Some of the symptoms that are common among all types:

  • Dizziness
  • Fatigue
  • Lightheadedness
  • Fainting
  • Sweating
  • Chest pain
  • Shortness of breath
  • Anxiety

When to see a doctor:

If you feel like your heart is beating irregularly, either too fast or too slow or skipping a beat, you need to see a doctor. Try to take immediate medical help when you feel shortness of breath, weakness, dizziness, fainting, or chest pain. Cardiac rhythm disturbance causes a dramatic decrease in blood pressure, resulting in a heart attack or heart failure. Due to not reaching the hospital on time, the patient’s death can also occur.

Diagnosis and treatment:

A doctor can diagnose a Cardiac Rhythm Disturbance based on the symptoms, risk factors, physical exam, or medical history from different tests or procedures. If your family doctor discovers this Cardiac rhythm problem, he may refer you to an expert cardiologist or electrophysiologist.

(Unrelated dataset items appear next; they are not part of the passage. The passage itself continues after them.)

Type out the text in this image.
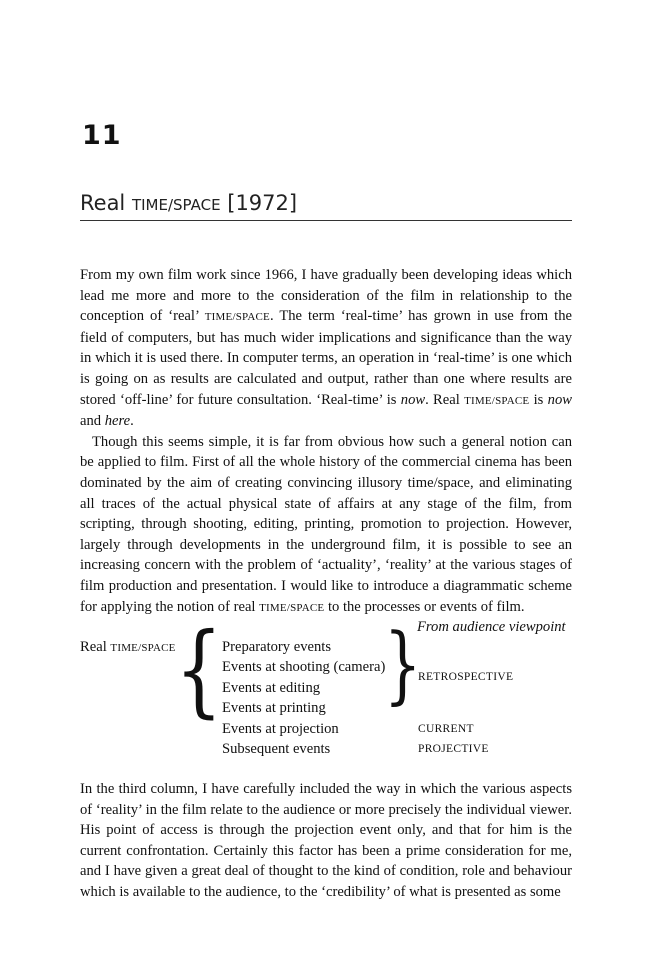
11
Real TIME/SPACE [1972]

From my own film work since 1966, I have gradually been developing ideas which lead me more and more to the consideration of the film in relationship to the conception of ‘real’ TIME/SPACE. The term ‘real-time’ has grown in use from the field of computers, but has much wider implications and significance than the way in which it is used there. In computer terms, an operation in ‘real-time’ is one which is going on as results are calculated and output, rather than one where results are stored ‘off-line’ for future consultation. ‘Real-time’ is now. Real TIME/SPACE is now and here.

Though this seems simple, it is far from obvious how such a general notion can be applied to film. First of all the whole history of the commercial cinema has been dominated by the aim of creating convincing illusory time/space, and eliminating all traces of the actual physical state of affairs at any stage of the film, from scripting, through shooting, editing, printing, promotion to projection. However, largely through developments in the underground film, it is possible to see an increasing concern with the problem of ‘actuality’, ‘reality’ at the various stages of film production and presentation. I would like to introduce a diagrammatic scheme for applying the notion of real TIME/SPACE to the processes or events of film.

From audience viewpoint
Real TIME/SPACE { Preparatory events
Events at shooting (camera)
Events at editing
Events at printing
Events at projection
Subsequent events
}
RETROSPECTIVE
CURRENT
PROJECTIVE

In the third column, I have carefully included the way in which the various aspects of ‘reality’ in the film relate to the audience or more precisely the individual viewer. His point of access is through the projection event only, and that for him is the current confrontation. Certainly this factor has been a prime consideration for me, and I have given a great deal of thought to the kind of condition, role and behaviour which is available to the audience, to the ‘credibility’ of what is presented as some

The doctor will check the heartbeat and pulse rate; if he notices any disturbance, he may further order an electrocardiogram(EKG) for confirmation.

The doctor may also be asked for further testing like chest x-ray, blood tests, stress tests, or coronary angiography for treatment. The treatment mainly depends on the type and severity of Cardiac rhythm disturbance; the treatment includes medications, lifestyle changes, invasive therapies, through electrical devices, or surgery. 

Complications:

Complications mainly depend on the type of Cardian Rhythm Disturbance. The complications in heart arrhythmia may include stroke, heart failure, or sudden death. It may increase the risk of blood clots, and if the clot breaks loose, it may travel from heart to brain, resulting in a stroke. 

Recovery:

If surgical treatment is required for your cardiac rhythm disturbance, you should stay in the hospital for a week or more after surgery. Patients may be discharged from the hospital a week after surgery, but the recovery times continue at home. This process depends on your age, health status, activities, diet, and proper medication. The patient may return to work after 4 to 6 weeks of surgery.

Lifestyle changes:

Lift style changes that prevent the risk of Cardiac rhythm disturbance are:

  • Taking a heart-healthy diet.
  • Staying physically active.
  • Avoid smoking and Alcohol.
  • Maintaining a healthy weight.
  • Limiting caffeine in the body.
  • Reducing stress and anger in life.
  • Using medication according to the prescription by a doctor.